Pollard explains the nuance by saying it’s his job to capitalize on a situation, not profiteer. “They are different things. They say never waste a good crisis, and it’s true. We’re a business, we need to make money, but most of the big businesses of today have the sensibility to do good and do good business at the same time.”

The creative levers

Pollard says his WFA nomination is testimony to the good work of his many marketers (although he’s told them all to lend their vote to P&G’s Mark Pritchard).

As for the campaigns produced by these marketers that help demonstrate their excellence and his nomination, he points first to Betty Crocker. It saw “double-digit“ sales growth in the Middle East, he says, buoyed by it listening to the concerns of an eight-year-old Emirati boy who asked it why the baking instructions were gendered for women.

It redesigned some 20m packs for more than 40 products and announced the changes in a heart-warming video from VMLY&R. 35m organic earned media impressions spread a good message and likely welcomed more male sales. “It was so much more than an ad. It said that the kitchen is for everyone. We saw good growth, but also contributed to society.”

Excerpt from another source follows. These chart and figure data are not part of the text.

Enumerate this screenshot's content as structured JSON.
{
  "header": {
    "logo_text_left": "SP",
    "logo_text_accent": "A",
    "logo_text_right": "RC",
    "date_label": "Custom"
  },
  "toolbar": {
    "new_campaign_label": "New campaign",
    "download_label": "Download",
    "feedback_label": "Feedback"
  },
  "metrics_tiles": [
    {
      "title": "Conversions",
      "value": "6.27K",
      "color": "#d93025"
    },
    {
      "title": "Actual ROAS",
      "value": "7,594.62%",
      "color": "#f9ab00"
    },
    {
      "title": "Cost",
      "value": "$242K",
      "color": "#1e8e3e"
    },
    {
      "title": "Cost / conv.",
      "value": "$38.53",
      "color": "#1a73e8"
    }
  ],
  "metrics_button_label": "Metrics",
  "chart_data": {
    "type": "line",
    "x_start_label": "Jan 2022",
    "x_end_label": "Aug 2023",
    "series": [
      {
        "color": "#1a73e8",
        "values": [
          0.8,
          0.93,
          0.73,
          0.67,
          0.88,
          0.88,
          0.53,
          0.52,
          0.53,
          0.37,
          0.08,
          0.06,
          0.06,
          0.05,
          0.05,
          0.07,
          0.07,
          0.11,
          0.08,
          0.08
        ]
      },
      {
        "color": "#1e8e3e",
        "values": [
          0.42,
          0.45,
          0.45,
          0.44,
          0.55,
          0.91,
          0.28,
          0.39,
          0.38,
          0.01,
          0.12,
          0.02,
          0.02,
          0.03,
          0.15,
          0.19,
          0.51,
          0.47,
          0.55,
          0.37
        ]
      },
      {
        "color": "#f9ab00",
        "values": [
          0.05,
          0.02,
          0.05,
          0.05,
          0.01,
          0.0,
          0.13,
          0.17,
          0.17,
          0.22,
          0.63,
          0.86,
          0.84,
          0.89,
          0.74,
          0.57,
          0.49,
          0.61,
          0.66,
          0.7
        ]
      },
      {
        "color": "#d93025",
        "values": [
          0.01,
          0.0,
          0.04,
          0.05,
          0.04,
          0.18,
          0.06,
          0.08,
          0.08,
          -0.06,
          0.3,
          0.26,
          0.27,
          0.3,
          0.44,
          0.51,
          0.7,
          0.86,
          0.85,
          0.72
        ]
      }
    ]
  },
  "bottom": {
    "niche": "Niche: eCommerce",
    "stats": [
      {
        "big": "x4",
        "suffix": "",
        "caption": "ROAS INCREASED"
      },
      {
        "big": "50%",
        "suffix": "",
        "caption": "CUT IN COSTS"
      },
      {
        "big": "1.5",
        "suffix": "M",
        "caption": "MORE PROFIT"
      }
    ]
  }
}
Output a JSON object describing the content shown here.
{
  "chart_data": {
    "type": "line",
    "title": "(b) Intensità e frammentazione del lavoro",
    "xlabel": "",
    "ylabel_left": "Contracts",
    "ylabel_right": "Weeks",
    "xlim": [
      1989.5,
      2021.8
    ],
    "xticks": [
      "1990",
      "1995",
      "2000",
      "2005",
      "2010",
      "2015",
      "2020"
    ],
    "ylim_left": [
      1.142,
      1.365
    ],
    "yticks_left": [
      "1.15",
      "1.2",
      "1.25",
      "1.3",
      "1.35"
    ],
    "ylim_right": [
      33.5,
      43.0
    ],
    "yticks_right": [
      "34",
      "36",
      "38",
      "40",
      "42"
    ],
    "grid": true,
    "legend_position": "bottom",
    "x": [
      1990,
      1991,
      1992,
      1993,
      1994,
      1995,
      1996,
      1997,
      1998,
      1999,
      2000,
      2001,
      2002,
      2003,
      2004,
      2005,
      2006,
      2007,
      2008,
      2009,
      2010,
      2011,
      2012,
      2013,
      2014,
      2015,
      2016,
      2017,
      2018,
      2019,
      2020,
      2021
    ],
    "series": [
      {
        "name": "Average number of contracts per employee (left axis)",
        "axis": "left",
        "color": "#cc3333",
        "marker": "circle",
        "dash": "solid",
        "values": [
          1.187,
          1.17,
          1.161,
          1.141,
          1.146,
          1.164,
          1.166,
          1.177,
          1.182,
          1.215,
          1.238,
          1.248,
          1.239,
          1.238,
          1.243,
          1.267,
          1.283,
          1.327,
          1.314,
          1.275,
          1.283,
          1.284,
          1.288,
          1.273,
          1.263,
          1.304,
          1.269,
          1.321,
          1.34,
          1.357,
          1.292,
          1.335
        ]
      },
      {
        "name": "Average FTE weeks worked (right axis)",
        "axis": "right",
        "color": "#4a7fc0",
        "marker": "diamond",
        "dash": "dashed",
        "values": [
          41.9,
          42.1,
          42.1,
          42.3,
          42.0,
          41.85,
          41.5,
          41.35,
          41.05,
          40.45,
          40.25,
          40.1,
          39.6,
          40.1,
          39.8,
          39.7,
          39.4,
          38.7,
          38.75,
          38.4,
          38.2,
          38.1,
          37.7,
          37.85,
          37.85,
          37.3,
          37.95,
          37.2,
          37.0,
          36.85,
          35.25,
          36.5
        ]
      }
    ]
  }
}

Also worthy of mention, he says, is the #HaagIndoors campaign from Häagen-Dazs, which had to rethink a whole summer worth of sponsorship and activation. It worked to drive at-home ice cream nights with Secret Cinema for eight weeks of lockdown, with bespoke flavors matched to movie-picks on Amazon Prime. There were also some river cinemas in Paris and London.

twitter share button facebook share button pinterest share button

Lastly, he points to Wheaties’ partnership with tennis star Serena Williams. With General Mills headquartered mere few miles from where George Floyd was murdered in Minneapolis, the death that rocked the world was particularly close to home for the organization. And so its partnership with Williams revolved around the Equal Justice Initiative to help support social justice. The brand lent its support to the star and her good cause without necessarily alienating anyone during a politically explosive time.

At the core of all these examples is keen, bold creative. Pollard is a firm believer in the power of creativity.

“Clients have eroded the partnership between agencies and clients and now there are trust issues. I’ve always been a super firm believer that creativity is one of the most powerful levers.

“We make food that people should love, but to get them to fall in love you need some understanding and emotional connection. You need the creativity of agencies, be it the creative itself or getting it to them at the right moment in the right way.”

He believes agencies deserve more than they’ve been getting paid historically.Right now, it is about supporting smaller agency partners and adapting ways of working with the bigger ones.